Brief bouts of exercise can begin to reverse heart abnormalities in people with type 2 diabetes, a new study suggests.
The new Newcastle University (UK) study is the first to show that high intensity intermittent exercise training improves heart structure and benefits diabetes control in patients with type 2 diabetes.
A physically active lifestyle is known to help manage type 2 diabetes and is recommended alongside a good diet, as it is for people without diabetes. Despite the well documented benefits of a physically active lifestyle on diabetes control, the direct effects of exercise on the heart of people with diabetes is not known.
Short periods of more intense physical activity raise the heart rate more than longer periods at a modest intensity. In this study, the authors tested the effect of repeated short (up to 90 seconds) periods of intense cycling, called high intensity intermittent exercise, on diabetes control and the heart.

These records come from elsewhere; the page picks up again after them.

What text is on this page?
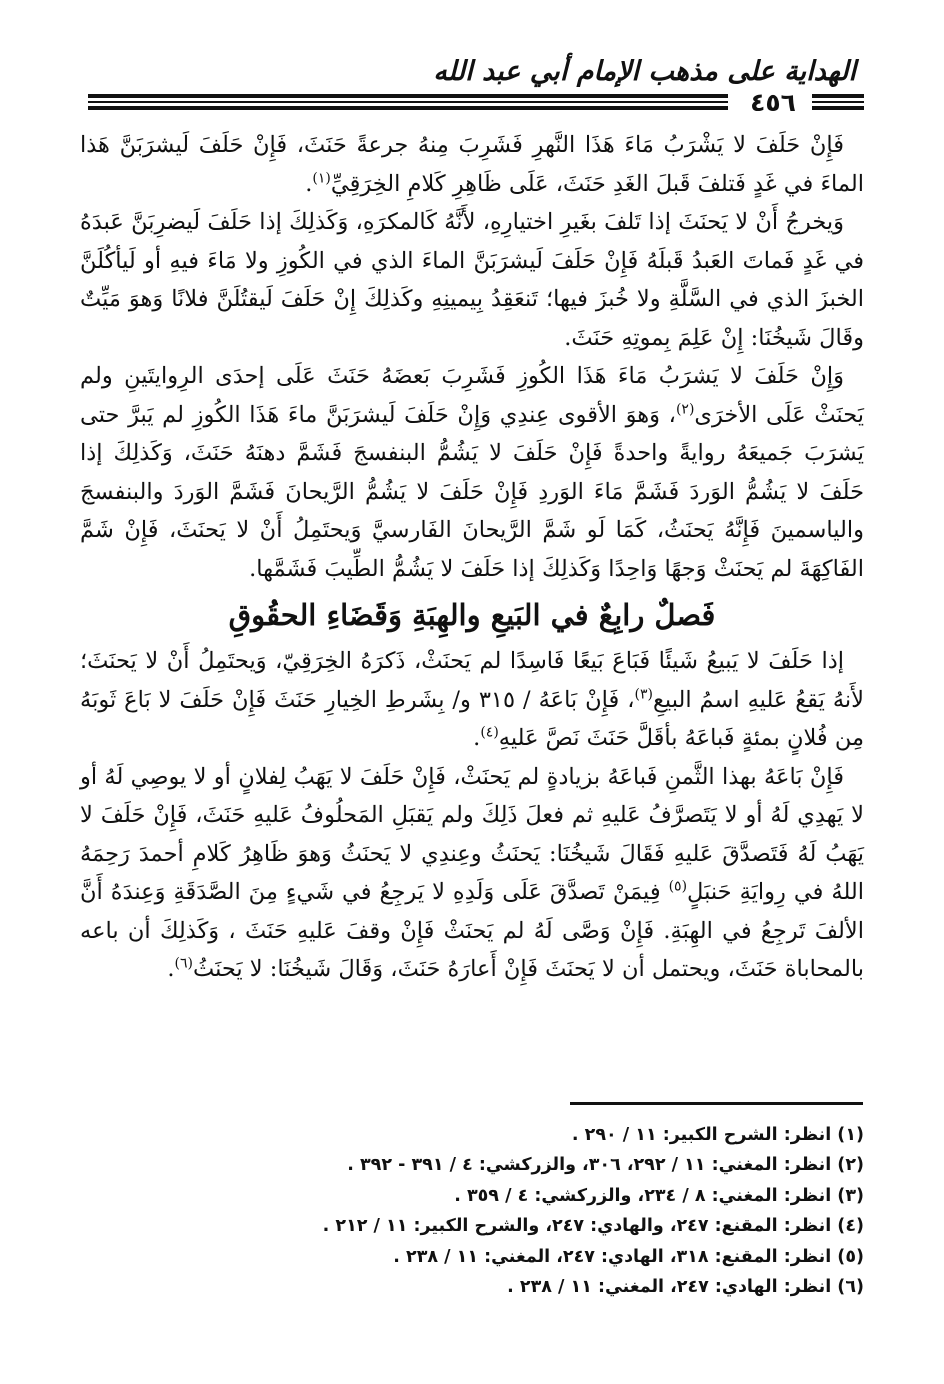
الهداية على مذهب الإمام أبي عبد الله
٤٥٦

فَإِنْ حَلَفَ لا يَشْرَبُ مَاءَ هَذَا النَّهرِ فَشَرِبَ مِنهُ جرعةً حَنَثَ، فَإِنْ حَلَفَ لَيشرَبَنَّ هَذا الماءَ في غَدٍ فَتلفَ قَبلَ الغَدِ حَنَثَ، عَلَى ظَاهِرِ كَلامِ الخِرَقِيِّ$^{(١)}$.

وَيخرجُ أَنْ لا يَحنَثَ إذا تَلفَ بغَيرِ اختيارِهِ، لأَنَّهُ كَالمكرَهِ، وَكَذلِكَ إذا حَلَفَ لَيضرِبَنَّ عَبدَهُ في غَدٍ فَماتَ العَبدُ قَبلَهُ فَإِنْ حَلَفَ لَيشرَبَنَّ الماءَ الذي في الكُوزِ ولا مَاءَ فيهِ أو لَيأكُلَنَّ الخبزَ الذي في السَّلَّةِ ولا خُبزَ فيها؛ تَنعَقِدُ بِيمينِهِ وكَذلِكَ إِنْ حَلَفَ لَيقتُلَنَّ فلانًا وَهوَ مَيِّتٌ وقَالَ شَيخُنَا: إِنْ عَلِمَ بِموتِهِ حَنَثَ.

وَإِنْ حَلَفَ لا يَشرَبُ مَاءَ هَذَا الكُوزِ فَشَرِبَ بَعضَهُ حَنَثَ عَلَى إحدَى الرِوايتَينِ ولم يَحنَثْ عَلَى الأخرَى$^{(٢)}$، وَهوَ الأقوى عِندِي وَإِنْ حَلَفَ لَيشرَبَنَّ ماءَ هَذَا الكُوزِ لم يَبرَّ حتى يَشرَبَ جَميعَهُ روايةً واحدةً فَإِنْ حَلَفَ لا يَشُمُّ البنفسجَ فَشَمَّ دهنَهُ حَنَثَ، وَكَذلِكَ إذا حَلَفَ لا يَشُمُّ الوَردَ فَشَمَّ مَاءَ الوَردِ فَإِنْ حَلَفَ لا يَشُمُّ الرَّيحانَ فَشَمَّ الوَردَ والبنفسجَ والياسمينَ فَإِنَّهُ يَحنَثُ، كَمَا لَو شَمَّ الرَّيحانَ الفَارسيَّ وَيحتَمِلُ أَنْ لا يَحنَثَ، فَإِنْ شَمَّ الفَاكِهَةَ لم يَحنَثْ وَجهًا وَاحِدًا وَكَذلِكَ إذا حَلَفَ لا يَشُمُّ الطِّيبَ فَشَمَّها.

فَصلٌ رابِعٌ في البَيعِ والهِبَةِ وَقَضَاءِ الحقُوقِ

إذا حَلَفَ لا يَبيعُ شَيئًا فَبَاعَ بَيعًا فَاسِدًا لم يَحنَثْ، ذَكرَهُ الخِرَقِيّ، وَيحتَمِلُ أَنْ لا يَحنَثَ؛ لأَنهُ يَقعُ عَليهِ اسمُ البيعِ$^{(٣)}$، فَإِنْ بَاعَهُ / ٣١٥ و/ بِشَرطِ الخِيارِ حَنَثَ فَإِنْ حَلَفَ لا بَاعَ ثَوبَهُ مِن فُلانٍ بمئةٍ فَباعَهُ بأقَلَّ حَنَثَ نَصَّ عَليهِ$^{(٤)}$.

فَإِنْ بَاعَهُ بهذا الثَّمنِ فَباعَهُ بزيادةٍ لم يَحنَثْ، فَإِنْ حَلَفَ لا يَهَبُ لِفلانٍ أو لا يوصِي لَهُ أو لا يَهدِي لَهُ أو لا يَتَصرَّفُ عَليهِ ثم فعلَ ذَلِكَ ولم يَقبَلِ المَحلُوفُ عَليهِ حَنَثَ، فَإِنْ حَلَفَ لا يَهَبُ لَهُ فَتَصدَّقَ عَليهِ فَقَالَ شَيخُنَا: يَحنَثُ وعِندِي لا يَحنَثُ وَهوَ ظَاهِرُ كَلامِ أحمدَ رَحِمَهُ اللهُ في رِوايَةِ حَنبَلٍ$^{(٥)}$ فِيمَنْ تَصدَّقَ عَلَى وَلَدِهِ لا يَرجِعُ في شَيءٍ مِنَ الصَّدَقَةِ وَعِندَهُ أَنَّ الألفَ تَرجِعُ في الهِبَةِ. فَإِنْ وَصَّى لَهُ لم يَحنَثْ فَإِنْ وقفَ عَليهِ حَنَثَ ، وَكَذلِكَ أن باعه بالمحاباة حَنَثَ، ويحتمل أن لا يَحنَثَ فَإِنْ أَعارَهُ حَنَثَ، وَقَالَ شَيخُنَا: لا يَحنَثُ$^{(٦)}$.

(١) انظر: الشرح الكبير: ١١ / ٢٩٠ .
(٢) انظر: المغني: ١١ / ٢٩٢، ٣٠٦، والزركشي: ٤ / ٣٩١ - ٣٩٢ .
(٣) انظر: المغني: ٨ / ٢٣٤، والزركشي: ٤ / ٣٥٩ .
(٤) انظر: المقنع: ٢٤٧، والهادي: ٢٤٧، والشرح الكبير: ١١ / ٢١٢ .
(٥) انظر: المقنع: ٣١٨، الهادي: ٢٤٧، المغني: ١١ / ٢٣٨ .
(٦) انظر: الهادي: ٢٤٧، المغني: ١١ / ٢٣٨ .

The researchers found that high intensity intermittent exercise significantly improved cardiac structure and function. The exercise particularly benefited the left ventricle, identified to be altered with type 2 diabetes, which was shown to become stronger and work more efficiently.
There was a significant but modest improvement in diabetes control. The authors concluded that the data reinforce how important a physically active lifestyle is for people with type 2 diabetes, adding that the findings also suggest that exercise does not have to be 30 minutes of continuous exercise - repeated short bouts of higher intensity exercise give strong benefits to the heart.
The study appears in Diabetologia
(the journal of the European Association for the Study of Diabetes).